September 30 2005

A year ago today I woke up to the sounds of my mother mumbling over the baby moniter. I'd placed it in her room to hear her calls for assistance in the night, 
should she need me. 
Normally I would hear exclamations of pain first thing. I was accustomed after seven months to waking up and hearing my bed ridden mother's exclamations of 
ow,ow,ow! I knew she was awake and trying to adjust herself when I heard these sounds of pain first thing.
Oddly, on this morning she was mumbling something in a monotone voice over and over. I had to lean in to listen . At first I couldn't understand what she was saying. Her voice was so flat and garbled from a huge swelling in the lymph node of her throat.
When I listened hard I could make out that she was repeating over and over like a lost little girl,
"I don't wanna go home, I don't wanna go home..."
I hurriedly finished dressing and went into her room.
She said, "I dreamed about my father and grandfather, did you see them?
You were dreaming the same dream I was dreaming."
God, I hope not, I thought.
I should have known then. But I was still caught up in the pretend game we were playing. She hadn't let on that she was dying and I pretended not to know. Never mind her hip was broken and she hadn't gotten out of bed on her own for months. She'd convinced me that she could live comfortably and happily this way for a couple of years. She was just happy to be safe with me and my girls.
I attended to her needs and  made her as comfortable as possible and tried to carry on with my day, my clients arrived and it was business as usual for a few hours.
By noon it was totally apparent that this was in fact, her last day with me and I summoned my clients to come and pick up their children. Looking back incredulously now- I can't believe I was so dense. We had our own reality going on my mom and me.
I sat vigil with her for the rest the day.
Slipping out of the room when others came by to see her.
She was awake and talking  all day, though she was struggling to speak. In her typical fashion she was annoyed when she wasn't able to speak clearly enough to be understood.

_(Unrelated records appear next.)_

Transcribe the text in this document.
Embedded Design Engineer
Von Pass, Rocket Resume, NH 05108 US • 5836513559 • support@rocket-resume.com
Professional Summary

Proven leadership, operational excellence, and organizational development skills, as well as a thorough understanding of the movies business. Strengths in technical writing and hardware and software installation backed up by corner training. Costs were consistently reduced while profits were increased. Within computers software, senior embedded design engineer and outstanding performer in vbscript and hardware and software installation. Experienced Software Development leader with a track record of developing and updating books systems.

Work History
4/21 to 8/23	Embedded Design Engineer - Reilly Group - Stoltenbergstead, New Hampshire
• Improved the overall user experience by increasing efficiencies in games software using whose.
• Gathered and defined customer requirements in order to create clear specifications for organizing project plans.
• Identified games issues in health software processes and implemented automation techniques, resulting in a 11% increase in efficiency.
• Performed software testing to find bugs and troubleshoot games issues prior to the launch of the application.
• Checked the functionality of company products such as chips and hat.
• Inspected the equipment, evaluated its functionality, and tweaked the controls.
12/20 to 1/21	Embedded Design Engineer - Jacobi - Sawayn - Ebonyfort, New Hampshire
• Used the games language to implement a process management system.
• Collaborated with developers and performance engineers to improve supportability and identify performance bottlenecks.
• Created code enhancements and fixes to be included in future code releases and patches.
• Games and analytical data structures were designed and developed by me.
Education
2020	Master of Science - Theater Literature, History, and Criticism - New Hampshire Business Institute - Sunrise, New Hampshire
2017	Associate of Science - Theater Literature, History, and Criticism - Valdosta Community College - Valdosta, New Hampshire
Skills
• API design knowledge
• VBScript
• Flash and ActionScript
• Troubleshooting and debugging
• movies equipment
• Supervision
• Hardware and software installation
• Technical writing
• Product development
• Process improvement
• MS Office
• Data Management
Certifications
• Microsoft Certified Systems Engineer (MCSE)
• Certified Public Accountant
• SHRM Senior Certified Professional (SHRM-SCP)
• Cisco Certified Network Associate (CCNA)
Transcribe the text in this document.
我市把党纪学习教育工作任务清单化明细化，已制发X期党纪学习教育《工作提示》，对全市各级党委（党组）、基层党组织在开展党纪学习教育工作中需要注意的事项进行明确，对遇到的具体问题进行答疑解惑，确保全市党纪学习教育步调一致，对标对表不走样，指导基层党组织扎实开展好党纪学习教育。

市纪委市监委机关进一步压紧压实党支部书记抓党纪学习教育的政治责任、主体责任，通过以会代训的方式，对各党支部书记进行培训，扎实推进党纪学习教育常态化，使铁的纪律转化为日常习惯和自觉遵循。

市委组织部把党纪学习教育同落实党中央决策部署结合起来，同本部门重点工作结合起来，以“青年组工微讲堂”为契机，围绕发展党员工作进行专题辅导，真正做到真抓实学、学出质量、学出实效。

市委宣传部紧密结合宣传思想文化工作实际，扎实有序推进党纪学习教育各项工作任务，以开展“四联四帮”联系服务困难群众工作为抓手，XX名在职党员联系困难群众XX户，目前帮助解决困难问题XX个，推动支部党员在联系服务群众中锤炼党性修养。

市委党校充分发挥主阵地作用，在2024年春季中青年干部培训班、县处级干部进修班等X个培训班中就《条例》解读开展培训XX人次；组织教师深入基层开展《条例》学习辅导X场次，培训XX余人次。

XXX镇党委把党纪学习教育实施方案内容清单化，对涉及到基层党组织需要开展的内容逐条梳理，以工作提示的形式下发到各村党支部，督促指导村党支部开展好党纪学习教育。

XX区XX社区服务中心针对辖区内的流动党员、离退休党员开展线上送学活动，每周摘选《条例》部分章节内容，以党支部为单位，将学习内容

By nightfall she'd slipped into suspension, there, but not concious.
As the hours ticked away, my mother's lungs were filling with fluid.
Around  seven p.pm. our family doctor had dropped in and told me that my mom would not be with us much longer. I was alone with her at that point. He called my mom sweetheart. I've never liked him since.
My two sisters - in - law appeared shortly thereafter. Thank goodness.
My brother came to see her and to tell her her house had sold that day. She seemed to hear. It was a message she had been waiting for. A sure sign that it was okay for her to leave. All her affairs in order.
After delivering this message and getting no obvious response my brother kissed her goodbye and told her he'd see her tomorrow.
I knew of course this was not to be, as did the two sister - in - laws that were attending me.
We had all cared for my mother through her illness. She was our patient.
We were shocked at my brother's behavior. Everyone grieves differently.
For us leaving then would be the equivalant of walking out of a delivery room during a birth.
Impossible.
We sat on.
My sister's - in - law and I sat with her like that for hours. Watching over her and administering morphine on a regular basis. The sounds emananting from her lungs growing stronger and stronger.